As the market eases, home prices are expected to  slow to 3.2% growth year over year nationally. But again, it’s the  higher-priced homes that will be appreciating less. And even slower  appreciation still means that prices will continue to rise.

“Overall,  prices are expected to increase, and we’re expecting to see more of  that in lower-priced homes,” Hale says. “It will get a bit worse before  it gets better for buyers of starter and midprice homes.”

Game-changer no. 2: Millennials starting to come into their own

The  housing market in 2018 will continue to present challenges for  millennials—sorry, all of that student loan debt isn’t just going to  disappear—but there are some bright spots on the horizon for these  millions of Americans.

Millennials seem to be having more success  at taking out mortgages on homes at varying prices, and not just starter  homes, Hale says.

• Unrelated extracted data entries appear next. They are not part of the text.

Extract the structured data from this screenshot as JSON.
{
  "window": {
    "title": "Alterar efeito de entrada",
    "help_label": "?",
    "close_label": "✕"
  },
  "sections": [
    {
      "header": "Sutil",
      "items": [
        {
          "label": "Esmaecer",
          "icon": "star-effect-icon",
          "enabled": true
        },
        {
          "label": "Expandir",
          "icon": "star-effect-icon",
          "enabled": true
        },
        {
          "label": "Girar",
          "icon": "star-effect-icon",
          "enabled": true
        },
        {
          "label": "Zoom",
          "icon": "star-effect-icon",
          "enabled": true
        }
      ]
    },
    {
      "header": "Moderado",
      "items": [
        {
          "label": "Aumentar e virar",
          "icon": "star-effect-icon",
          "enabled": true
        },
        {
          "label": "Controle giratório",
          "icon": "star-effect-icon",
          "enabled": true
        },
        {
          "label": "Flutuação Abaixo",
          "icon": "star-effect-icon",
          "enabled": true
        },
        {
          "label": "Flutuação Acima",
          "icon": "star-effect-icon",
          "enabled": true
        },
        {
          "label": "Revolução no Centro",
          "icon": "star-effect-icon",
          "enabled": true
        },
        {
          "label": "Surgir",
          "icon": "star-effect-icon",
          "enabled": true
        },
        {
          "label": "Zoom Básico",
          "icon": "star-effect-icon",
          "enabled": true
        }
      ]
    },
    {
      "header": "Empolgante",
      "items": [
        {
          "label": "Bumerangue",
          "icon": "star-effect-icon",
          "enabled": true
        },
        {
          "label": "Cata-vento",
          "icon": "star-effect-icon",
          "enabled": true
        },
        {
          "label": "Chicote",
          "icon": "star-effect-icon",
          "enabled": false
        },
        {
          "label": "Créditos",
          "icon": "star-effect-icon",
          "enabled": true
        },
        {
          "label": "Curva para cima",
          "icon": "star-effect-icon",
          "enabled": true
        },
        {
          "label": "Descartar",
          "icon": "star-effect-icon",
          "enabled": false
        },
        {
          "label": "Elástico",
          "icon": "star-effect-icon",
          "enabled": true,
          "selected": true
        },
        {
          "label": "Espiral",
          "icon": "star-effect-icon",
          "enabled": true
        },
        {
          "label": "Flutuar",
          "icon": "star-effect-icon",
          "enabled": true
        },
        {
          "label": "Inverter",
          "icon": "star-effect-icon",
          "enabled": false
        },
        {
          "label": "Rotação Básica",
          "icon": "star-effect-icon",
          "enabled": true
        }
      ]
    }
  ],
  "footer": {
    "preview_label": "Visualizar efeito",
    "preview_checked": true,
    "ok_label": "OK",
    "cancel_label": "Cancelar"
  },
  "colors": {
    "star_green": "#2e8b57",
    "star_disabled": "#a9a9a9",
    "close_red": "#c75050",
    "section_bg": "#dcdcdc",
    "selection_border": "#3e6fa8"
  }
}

“They’re at that point where they’re seeing  their incomes grow, and that will help them take on bigger mortgages,”  she says. That’s because of both the overall strong economy and their  own career development.

And as the largest generation in U.S.  history reaches that sweet spot in their 20s to 30s when they're  settling down and starting families, they're particularly motivated to  buy. Millennials could make up 43% of home buyers taking out a mortgage  by the end of 2018, up from an estimated 40% in 2017, based on mortgage  originations. That 3% uptick could translate into hundreds of thousands  of additional new homes. As inventory starts to rebound in late 2018 and  in years to come, first-time home buyers will likely make up an even  larger share of the market.

They probably shouldn't wait too long  to buy, either—mortgage rates are expected to reach 5% by the end of  2018 due to stronger economic growth, inflationary pressure, and  monetary policy normalization.

Game-changer no. 3: Southern homes selling like crazy

When it comes to home sales growth, bet on Southern cities to beat the national average in 2018. We’re especially looking at you, Tulsa, OK; Little Rock, AR; Dallas; and Charlotte, NC. Those markets are expected to see 6% growth or more, compared with 2.5% nationally.

The  South has been luring corporations and individuals to its balmy  cities with its low costs of real estate, and living in general. The  resulting strong economic growth and strong household growth, combined  with an accommodating attitude toward builders, is setting the stage  for an accelerating boom in homeownership, Hale says.

As soon as there are more homes to sell, these places will be selling strong.

Game-changer no. 4: Tax reform (maybe)

The Republican Party’s proposed changes to the tax system could change everything—but with both the House and Senate versions in limbo, the jury is still out on this one.

If  a version of tax reform does pass with the current provisions affecting  real estate, Hale says she would expect to see fewer home sales and  declining home prices. However, it would be the upper price tiers that  would likely be affected the most, in areas with expensive homes and  high taxes, such as coastal cities, especially in California.